The Beveridge Report of 1942 advocated the abolition of poor law, which had previously dealt with orphans and other children in need of state care. Some children would also be left homeless when evacuation came to an end, and there was no clear provision to deal with them.

Marjory Allen had campaigned actively on behalf of children in residential care and her letters in national newspapers had caused public scandal at the neglect of children and the lack of a government body to oversee their care.

The Dennis O'Neill case, when a 12-year-old died from abuse by his foster parents, further reinforced the need for changes to child services.

== Committee ==
Myra Curtis was appointed the head of the Care of Children Committee by the Home Secretary, Herbert Morrison, in December 1944. She was a former civil servant and the Principal of Newnham College, and had previously been a member of the committee chaired by Sir Godfrey Russell Vick to investigate remand homes for young offenders so had previous experience investigating residential children's homes. Other members included John Litten, the Principal of the National Children's Home, and Mrs Helen Murtagh, a Birmingham City Councillor and health visitor.

James Clyde, Baron Clyde led a similar investigation by the Committee on Homeless Children in Scotland.

The committee reviewed case files and reports, visited more than 400 institutions and foster homes, across 41 countries, and heard testimony from around 300 witnesses. Donald Winnicott and John Bowlby gave evidence, and the committee were particularly interested in hearing from Clare Britton, who had managed hostels for children during World War II.

== Report ==
The Curtis Report was made available to Members of Parliament on the 13 September 1946. It was critical of the poor conditions in many institutions and the lack of training for childcare providers. It noted that legislation had lagged behind public opinion on appropriate standards of care for children.

The Curtis Report recommended the appointment of children's officers specialising in childcare who would provide personal links between children and organisations. The committee calculated that 300 to 400 new child welfare professionals would be required and that training should begin urgently.

It recommended that the care of deprived children should be overseen by a single authority, which would be responsible for ensuring standards were met in both state and charitable organisations.

The report advocated that children be cared for in places like a "normal family home" such as foster care or adoption, in preference to institutions. It further stated that if institutions were necessary, they should be smaller-scale to provide better attention to each child. The report recommended that siblings should be kept together and that children should be able to keep in contact with relatives where that was safe, and to practice religion in a form appropriate to them. The new cottage homes were staffed by housemothers.

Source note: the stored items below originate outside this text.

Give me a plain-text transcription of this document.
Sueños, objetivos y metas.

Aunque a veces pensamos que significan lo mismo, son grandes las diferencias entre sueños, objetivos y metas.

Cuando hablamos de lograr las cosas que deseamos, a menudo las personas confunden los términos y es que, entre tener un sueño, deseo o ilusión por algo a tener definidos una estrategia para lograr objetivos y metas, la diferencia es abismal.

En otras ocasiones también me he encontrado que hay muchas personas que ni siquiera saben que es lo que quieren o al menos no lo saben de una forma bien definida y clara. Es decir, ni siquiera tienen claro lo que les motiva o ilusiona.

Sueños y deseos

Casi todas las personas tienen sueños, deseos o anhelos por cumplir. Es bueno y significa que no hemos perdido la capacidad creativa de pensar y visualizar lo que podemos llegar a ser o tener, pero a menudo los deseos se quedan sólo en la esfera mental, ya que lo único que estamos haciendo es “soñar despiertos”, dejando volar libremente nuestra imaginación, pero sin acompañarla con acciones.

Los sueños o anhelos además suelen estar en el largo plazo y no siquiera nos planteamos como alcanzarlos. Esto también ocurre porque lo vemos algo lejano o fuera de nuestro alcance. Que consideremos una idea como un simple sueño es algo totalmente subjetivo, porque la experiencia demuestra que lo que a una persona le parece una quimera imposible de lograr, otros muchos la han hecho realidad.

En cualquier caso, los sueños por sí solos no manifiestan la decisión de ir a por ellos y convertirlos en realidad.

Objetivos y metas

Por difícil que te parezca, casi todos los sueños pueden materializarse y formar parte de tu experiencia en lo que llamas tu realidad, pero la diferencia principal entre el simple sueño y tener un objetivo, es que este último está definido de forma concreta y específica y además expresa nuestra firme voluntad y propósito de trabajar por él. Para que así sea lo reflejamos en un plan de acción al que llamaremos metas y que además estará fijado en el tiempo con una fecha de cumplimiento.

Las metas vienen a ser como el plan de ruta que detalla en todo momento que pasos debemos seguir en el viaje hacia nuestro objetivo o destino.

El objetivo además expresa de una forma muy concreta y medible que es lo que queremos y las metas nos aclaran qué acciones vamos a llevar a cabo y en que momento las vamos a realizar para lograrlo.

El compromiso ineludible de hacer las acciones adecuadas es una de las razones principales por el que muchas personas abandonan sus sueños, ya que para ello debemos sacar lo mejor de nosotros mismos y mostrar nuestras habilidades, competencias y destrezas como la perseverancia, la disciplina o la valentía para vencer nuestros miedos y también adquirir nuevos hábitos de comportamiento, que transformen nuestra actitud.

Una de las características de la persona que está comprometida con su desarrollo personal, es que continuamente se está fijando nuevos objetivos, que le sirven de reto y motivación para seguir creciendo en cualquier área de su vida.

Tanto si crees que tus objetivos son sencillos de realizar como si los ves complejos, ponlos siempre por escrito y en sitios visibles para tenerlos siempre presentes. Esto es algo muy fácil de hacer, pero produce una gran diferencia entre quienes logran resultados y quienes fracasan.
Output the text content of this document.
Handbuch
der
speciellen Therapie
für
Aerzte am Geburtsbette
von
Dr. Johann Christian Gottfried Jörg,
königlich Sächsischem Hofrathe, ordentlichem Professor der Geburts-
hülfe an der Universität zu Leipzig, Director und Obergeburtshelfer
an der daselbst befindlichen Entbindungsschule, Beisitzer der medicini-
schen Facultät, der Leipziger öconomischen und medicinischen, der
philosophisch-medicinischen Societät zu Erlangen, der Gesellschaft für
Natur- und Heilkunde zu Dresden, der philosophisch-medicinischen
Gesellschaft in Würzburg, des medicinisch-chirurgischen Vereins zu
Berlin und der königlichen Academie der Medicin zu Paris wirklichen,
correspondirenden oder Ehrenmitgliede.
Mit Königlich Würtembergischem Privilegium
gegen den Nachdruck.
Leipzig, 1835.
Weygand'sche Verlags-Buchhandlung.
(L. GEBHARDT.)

The Curtis Report also commented on children selected for migration, arguing that it was not a desirable method of dealing with children and that whilst it could remain an option for children who wanted to migrate, the government should ensure that standards of care and welfare be comparable to children remaining in the UK.

Curtis wrote a letter to accompany the report in which she asked the Home Secretary to create a separate Act dealing with the report's recommendations, in order to more clearly break from poor law.

== Impact ==
William Hare, 5th Earl of Listowel described the Curtis Report as "a landmark in the history of collective care of children, because it is the outcome of the first public inquiry wide enough in scope to cover every type and class of homeless child."

The Spectator and the Economist actively and promptly campaigned for changes to the law following the publication of the Curtis Report.

A Central Training Council in Child Care was created in 1946 to oversee training of people caring for children.

The Home Office Children Department Inspectorate was established to perform regular and integrated inspections of children's services. Superintendents were appointed in regional offices.

The Curtis Report was presented to the Labour government and led to the enactment of the Children Act 1948 in July 1948, which mandated that every local authority must set up a children's committee to protect children's interests. An Advisory Council on Child Care was created to advise the Home Secretary on good practice in childcare.

For her work on the committee, Myra Curtis was appointed DBE in 1949.